It is entirely a scourge on global society that there are lives being extinguished without being given a chance of survival beyond a month. Why should it matter where in the world a woman has her baby but that is the reality of our world because there is a huge discrepancy between countries in the way maternity care is crafted and dispensed. A pregnant woman in less developed countries, in general, has a reduced chance of celebrating the birth of her baby in the way that a woman in the Global North can, in the main, be assured of.
According to the report, ‘Surviving the First Day: State of the World’s Mothers 2013′ , by Save the Children nearly 3 million babies die within the first month of life. The 3 million deaths represent 43% of the world’s under-5’s deaths. Staggeringly, the future generations of many countries are being literally wiped out through deaths caused by preventable causes. In some cases, all it takes is simple measures such as using a basic antiseptic for cleansing the umbilical cord to prevent a deadly infection or using antenatal steroids to help premature babies breathe.

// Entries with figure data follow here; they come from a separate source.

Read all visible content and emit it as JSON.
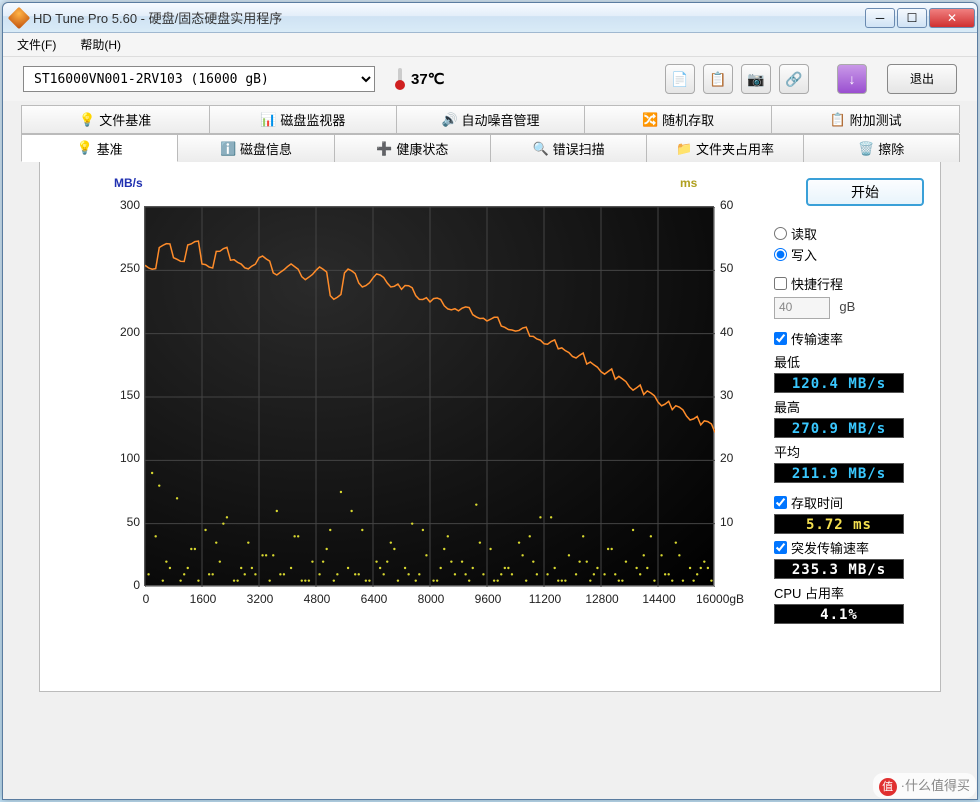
{
  "window": {
    "title": "HD Tune Pro 5.60 - 硬盘/固态硬盘实用程序"
  },
  "menu": {
    "file": "文件(F)",
    "help": "帮助(H)"
  },
  "toolbar": {
    "drive": "ST16000VN001-2RV103 (16000 gB)",
    "temp": "37℃",
    "exit": "退出"
  },
  "tabs_row1": {
    "file_benchmark": "文件基准",
    "disk_monitor": "磁盘监视器",
    "aam": "自动噪音管理",
    "random_access": "随机存取",
    "extra_tests": "附加测试"
  },
  "tabs_row2": {
    "benchmark": "基准",
    "info": "磁盘信息",
    "health": "健康状态",
    "error_scan": "错误扫描",
    "folder_usage": "文件夹占用率",
    "erase": "擦除"
  },
  "chart": {
    "type": "line+scatter",
    "y_left_label": "MB/s",
    "y_right_label": "ms",
    "x_unit": "gB",
    "ylim_left": [
      0,
      300
    ],
    "yticks_left": [
      0,
      50,
      100,
      150,
      200,
      250,
      300
    ],
    "ylim_right": [
      0,
      60
    ],
    "yticks_right": [
      10,
      20,
      30,
      40,
      50,
      60
    ],
    "xlim": [
      0,
      16000
    ],
    "xticks": [
      0,
      1600,
      3200,
      4800,
      6400,
      8000,
      9600,
      11200,
      12800,
      14400,
      16000
    ],
    "speed_color": "#ff8c2a",
    "scatter_color": "#d8d830",
    "background_color": "#000000",
    "grid_color": "#444444",
    "speed_series_x": [
      0,
      400,
      800,
      1200,
      1600,
      2000,
      2400,
      2800,
      3200,
      3600,
      4000,
      4400,
      4800,
      5200,
      5600,
      6000,
      6400,
      6800,
      7200,
      7600,
      8000,
      8400,
      8800,
      9200,
      9600,
      10000,
      10400,
      10800,
      11200,
      11600,
      12000,
      12400,
      12800,
      13200,
      13600,
      14000,
      14400,
      14800,
      15200,
      15600,
      16000
    ],
    "speed_series_y": [
      254,
      268,
      260,
      270,
      255,
      265,
      258,
      252,
      260,
      248,
      253,
      245,
      250,
      230,
      248,
      240,
      244,
      240,
      235,
      230,
      225,
      222,
      218,
      215,
      210,
      206,
      202,
      198,
      192,
      188,
      182,
      176,
      170,
      164,
      158,
      152,
      146,
      140,
      135,
      128,
      122
    ],
    "access_points_x": [
      100,
      300,
      500,
      700,
      900,
      1100,
      1300,
      1500,
      1700,
      1900,
      2100,
      2300,
      2500,
      2700,
      2900,
      3100,
      3300,
      3500,
      3700,
      3900,
      4100,
      4300,
      4500,
      4700,
      4900,
      5100,
      5300,
      5500,
      5700,
      5900,
      6100,
      6300,
      6500,
      6700,
      6900,
      7100,
      7300,
      7500,
      7700,
      7900,
      8100,
      8300,
      8500,
      8700,
      8900,
      9100,
      9300,
      9500,
      9700,
      9900,
      10100,
      10300,
      10500,
      10700,
      10900,
      11100,
      11300,
      11500,
      11700,
      11900,
      12100,
      12300,
      12500,
      12700,
      12900,
      13100,
      13300,
      13500,
      13700,
      13900,
      14100,
      14300,
      14500,
      14700,
      14900,
      15100,
      15300,
      15500,
      15700,
      15900,
      200,
      600,
      1000,
      1400,
      1800,
      2200,
      2600,
      3000,
      3400,
      3800,
      4200,
      4600,
      5000,
      5400,
      5800,
      6200,
      6600,
      7000,
      7400,
      7800,
      8200,
      8600,
      9000,
      9400,
      9800,
      10200,
      10600,
      11000,
      11400,
      11800,
      12200,
      12600,
      13000,
      13400,
      13800,
      14200,
      14600,
      15000,
      15400,
      15800,
      400,
      1200,
      2000,
      2800,
      3600,
      4400,
      5200,
      6000,
      6800,
      7600,
      8400,
      9200,
      10000,
      10800,
      11600,
      12400,
      13200,
      14000,
      14800,
      15600
    ],
    "access_points_y": [
      2,
      8,
      1,
      3,
      14,
      2,
      6,
      1,
      9,
      2,
      4,
      11,
      1,
      3,
      7,
      2,
      5,
      1,
      12,
      2,
      3,
      8,
      1,
      4,
      2,
      6,
      1,
      15,
      3,
      2,
      9,
      1,
      4,
      2,
      7,
      1,
      3,
      10,
      2,
      5,
      1,
      3,
      8,
      2,
      4,
      1,
      13,
      2,
      6,
      1,
      3,
      2,
      7,
      1,
      4,
      11,
      2,
      3,
      1,
      5,
      2,
      8,
      1,
      3,
      2,
      6,
      1,
      4,
      9,
      2,
      3,
      1,
      5,
      2,
      7,
      1,
      3,
      2,
      4,
      1,
      18,
      4,
      1,
      6,
      2,
      10,
      1,
      3,
      5,
      2,
      8,
      1,
      4,
      2,
      12,
      1,
      3,
      6,
      2,
      9,
      1,
      4,
      2,
      7,
      1,
      3,
      5,
      2,
      11,
      1,
      4,
      2,
      6,
      1,
      3,
      8,
      2,
      5,
      1,
      3,
      16,
      3,
      7,
      2,
      5,
      1,
      9,
      2,
      4,
      1,
      6,
      3,
      2,
      8,
      1,
      4,
      2,
      5,
      1,
      3
    ]
  },
  "controls": {
    "start": "开始",
    "read": "读取",
    "write": "写入",
    "mode_selected": "write",
    "short_stroke": "快捷行程",
    "short_stroke_checked": false,
    "short_stroke_value": "40",
    "short_stroke_unit": "gB",
    "transfer_rate": "传输速率",
    "transfer_rate_checked": true,
    "min_label": "最低",
    "min_value": "120.4 MB/s",
    "max_label": "最高",
    "max_value": "270.9 MB/s",
    "avg_label": "平均",
    "avg_value": "211.9 MB/s",
    "access_time": "存取时间",
    "access_time_checked": true,
    "access_value": "5.72 ms",
    "burst_rate": "突发传输速率",
    "burst_rate_checked": true,
    "burst_value": "235.3 MB/s",
    "cpu_label": "CPU 占用率",
    "cpu_value": "4.1%"
  },
  "watermark": "·什么值得买"
}
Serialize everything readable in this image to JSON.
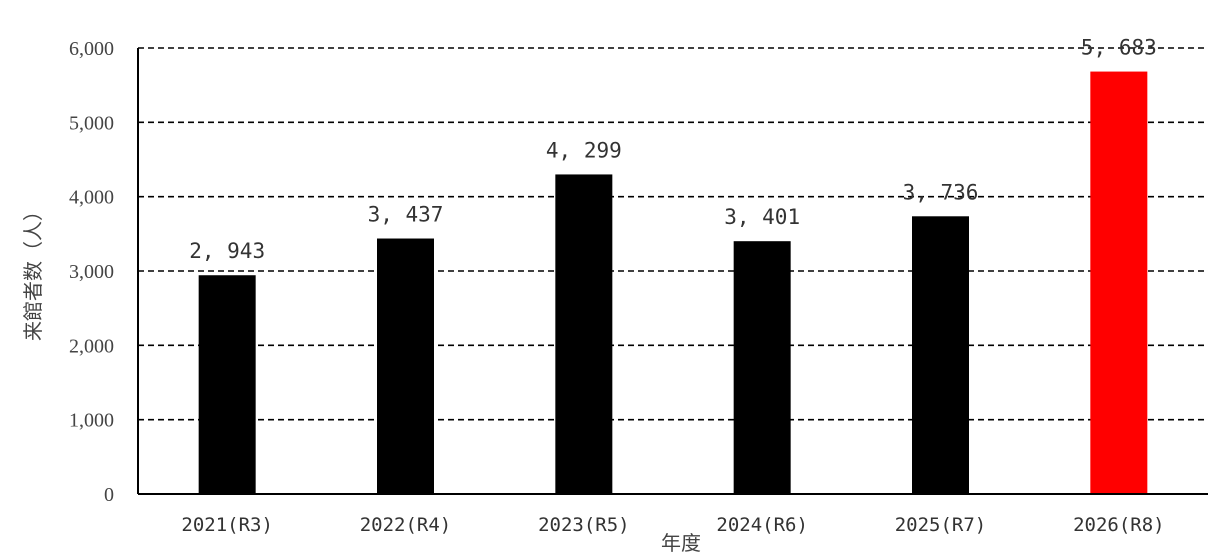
{
  "chart_data": {
    "type": "bar",
    "categories": [
      "2021(R3)",
      "2022(R4)",
      "2023(R5)",
      "2024(R6)",
      "2025(R7)",
      "2026(R8)"
    ],
    "values": [
      2943,
      3437,
      4299,
      3401,
      3736,
      5683
    ],
    "data_labels": [
      "2, 943",
      "3, 437",
      "4, 299",
      "3, 401",
      "3, 736",
      "5, 683"
    ],
    "bar_colors": [
      "#000000",
      "#000000",
      "#000000",
      "#000000",
      "#000000",
      "#ff0000"
    ],
    "xlabel": "年度",
    "ylabel": "来館者数（人）",
    "ylim": [
      0,
      6000
    ],
    "yticks": [
      0,
      1000,
      2000,
      3000,
      4000,
      5000,
      6000
    ],
    "ytick_labels": [
      "0",
      "1,000",
      "2,000",
      "3,000",
      "4,000",
      "5,000",
      "6,000"
    ],
    "grid": "dashed-horizontal",
    "legend": "none"
  }
}
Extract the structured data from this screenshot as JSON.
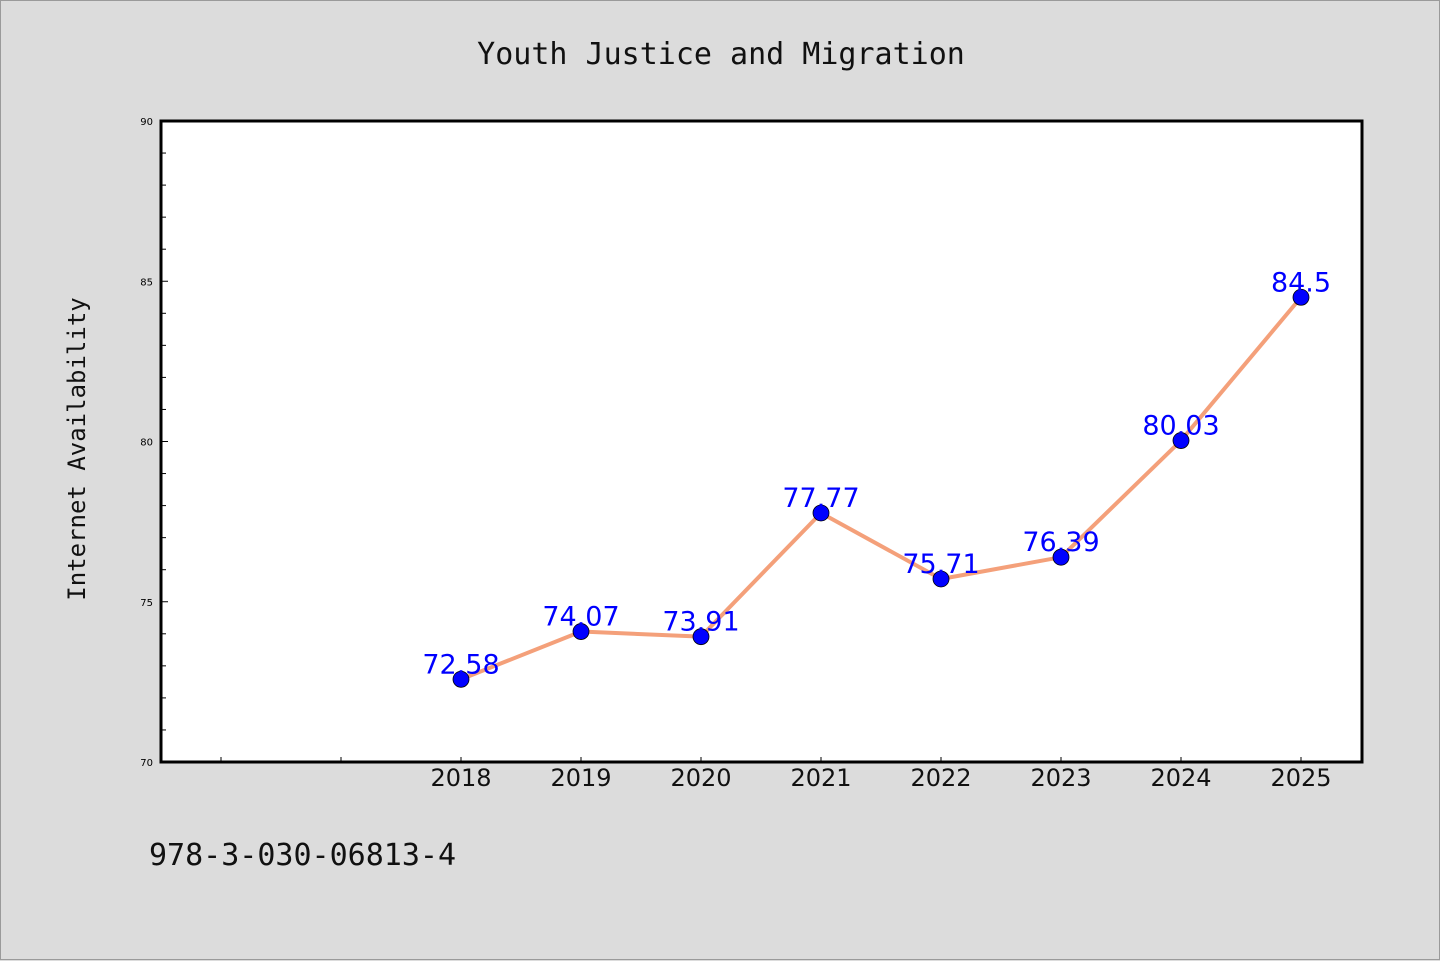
{
  "chart_data": {
    "type": "line",
    "title": "Youth Justice and Migration",
    "ylabel": "Internet Availability",
    "xlabel": "",
    "categories": [
      "2018",
      "2019",
      "2020",
      "2021",
      "2022",
      "2023",
      "2024",
      "2025"
    ],
    "values": [
      72.58,
      74.07,
      73.91,
      77.77,
      75.71,
      76.39,
      80.03,
      84.5
    ],
    "data_labels": [
      "72.58",
      "74.07",
      "73.91",
      "77.77",
      "75.71",
      "76.39",
      "80.03",
      "84.5"
    ],
    "ylim": [
      70,
      90
    ],
    "yticks": [
      "70",
      "75",
      "80",
      "85",
      "90"
    ],
    "grid": false,
    "line_color": "#f4a07a",
    "marker_color": "#0000ff",
    "label_color": "#0000ff"
  },
  "footer": {
    "isbn": "978-3-030-06813-4"
  }
}
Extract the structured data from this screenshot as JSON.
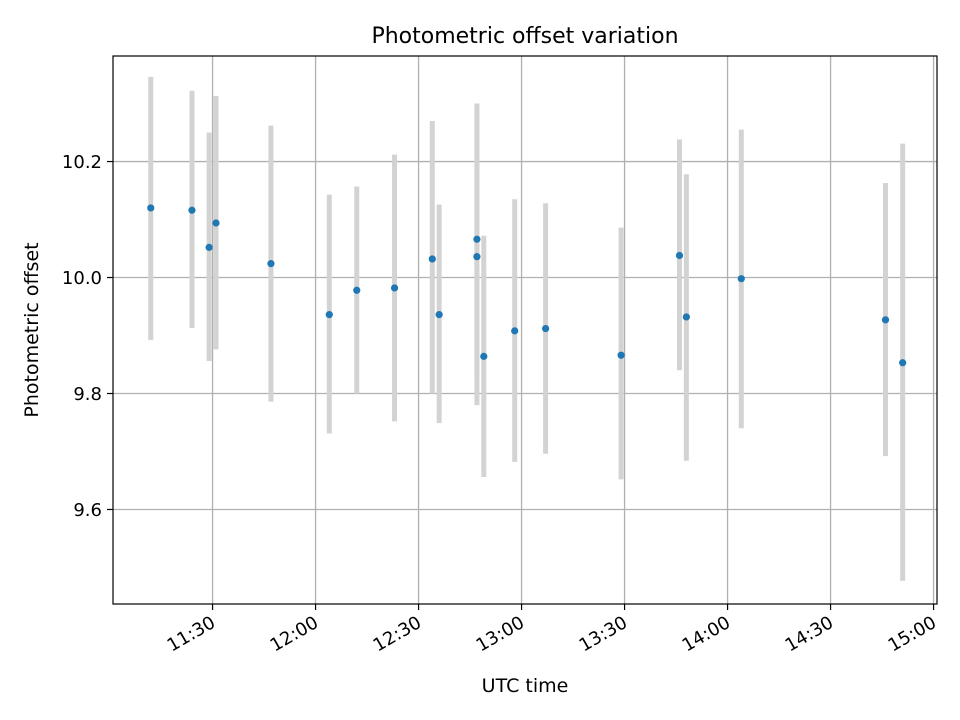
{
  "chart_data": {
    "type": "scatter",
    "title": "Photometric offset variation",
    "xlabel": "UTC time",
    "ylabel": "Photometric offset",
    "xlim": [
      "11:01",
      "15:01"
    ],
    "ylim": [
      9.437,
      10.382
    ],
    "x_ticks": [
      "11:30",
      "12:00",
      "12:30",
      "13:00",
      "13:30",
      "14:00",
      "14:30",
      "15:00"
    ],
    "y_ticks": [
      9.6,
      9.8,
      10.0,
      10.2
    ],
    "grid": true,
    "point_color": "#1f77b4",
    "errorbar_color": "#d3d3d3",
    "points": [
      {
        "x": "11:12",
        "y": 10.12,
        "yerr_low": 9.892,
        "yerr_high": 10.346
      },
      {
        "x": "11:24",
        "y": 10.116,
        "yerr_low": 9.913,
        "yerr_high": 10.322
      },
      {
        "x": "11:29",
        "y": 10.052,
        "yerr_low": 9.856,
        "yerr_high": 10.25
      },
      {
        "x": "11:31",
        "y": 10.094,
        "yerr_low": 9.876,
        "yerr_high": 10.313
      },
      {
        "x": "11:47",
        "y": 10.024,
        "yerr_low": 9.786,
        "yerr_high": 10.262
      },
      {
        "x": "12:04",
        "y": 9.936,
        "yerr_low": 9.731,
        "yerr_high": 10.143
      },
      {
        "x": "12:12",
        "y": 9.978,
        "yerr_low": 9.8,
        "yerr_high": 10.157
      },
      {
        "x": "12:23",
        "y": 9.982,
        "yerr_low": 9.752,
        "yerr_high": 10.212
      },
      {
        "x": "12:34",
        "y": 10.032,
        "yerr_low": 9.8,
        "yerr_high": 10.27
      },
      {
        "x": "12:36",
        "y": 9.936,
        "yerr_low": 9.749,
        "yerr_high": 10.126
      },
      {
        "x": "12:47",
        "y": 10.066,
        "yerr_low": 9.83,
        "yerr_high": 10.3
      },
      {
        "x": "12:47",
        "y": 10.036,
        "yerr_low": 9.78,
        "yerr_high": 10.292
      },
      {
        "x": "12:49",
        "y": 9.864,
        "yerr_low": 9.656,
        "yerr_high": 10.072
      },
      {
        "x": "12:58",
        "y": 9.908,
        "yerr_low": 9.682,
        "yerr_high": 10.135
      },
      {
        "x": "13:07",
        "y": 9.912,
        "yerr_low": 9.696,
        "yerr_high": 10.128
      },
      {
        "x": "13:29",
        "y": 9.866,
        "yerr_low": 9.652,
        "yerr_high": 10.086
      },
      {
        "x": "13:46",
        "y": 10.038,
        "yerr_low": 9.84,
        "yerr_high": 10.238
      },
      {
        "x": "13:48",
        "y": 9.932,
        "yerr_low": 9.684,
        "yerr_high": 10.178
      },
      {
        "x": "14:04",
        "y": 9.998,
        "yerr_low": 9.74,
        "yerr_high": 10.255
      },
      {
        "x": "14:46",
        "y": 9.927,
        "yerr_low": 9.692,
        "yerr_high": 10.163
      },
      {
        "x": "14:51",
        "y": 9.853,
        "yerr_low": 9.477,
        "yerr_high": 10.231
      }
    ]
  }
}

The indicators which are assessed for collating data that makes up the annual ‘Mother’s Index’ is a valuable source in itself to signpost policy makers, governments and healthcare agencies as to where investment needs to be made: women’s health, children’s health, educational attainment, economic well-being and female political participation. What stands out is the fact that an investment in mothers produces a consequent return through their children. This investment needs to take the form of money, equipment, awareness, skilled staff and compassion (the human cost of suffering and grieving is never factored into investment decisions).
Being Asian myself I am saddened that an estimated 423,000 babies die each year in South Asia on the day they are born. South Asia accounts for 24% of the world’s population and 40% of the world’s first-day deaths. In India, specifically, 309,000 babies die each year on the day they are born. India also has more maternal deaths, 56,000, than any other country in the world. The Asian countries exhibit some of the largest economic inequalities intra-country. The report states that babies born to mothers living in the greatest poverty face the greatest challenges to survival. As an example, if all newborns in India experienced the same survival rates as newborns from the richest Indian families, nearly 360,000 more babies would survive each year.
While pregnant women in developed countries have expectations underpinned by advanced medical care systems of safe births, pregnant mothers in less developed and struggling countries live in fear of what lies at the end of their pregnancy. There is a huge chasm between the two situations that, frankly, should make people sit up and think.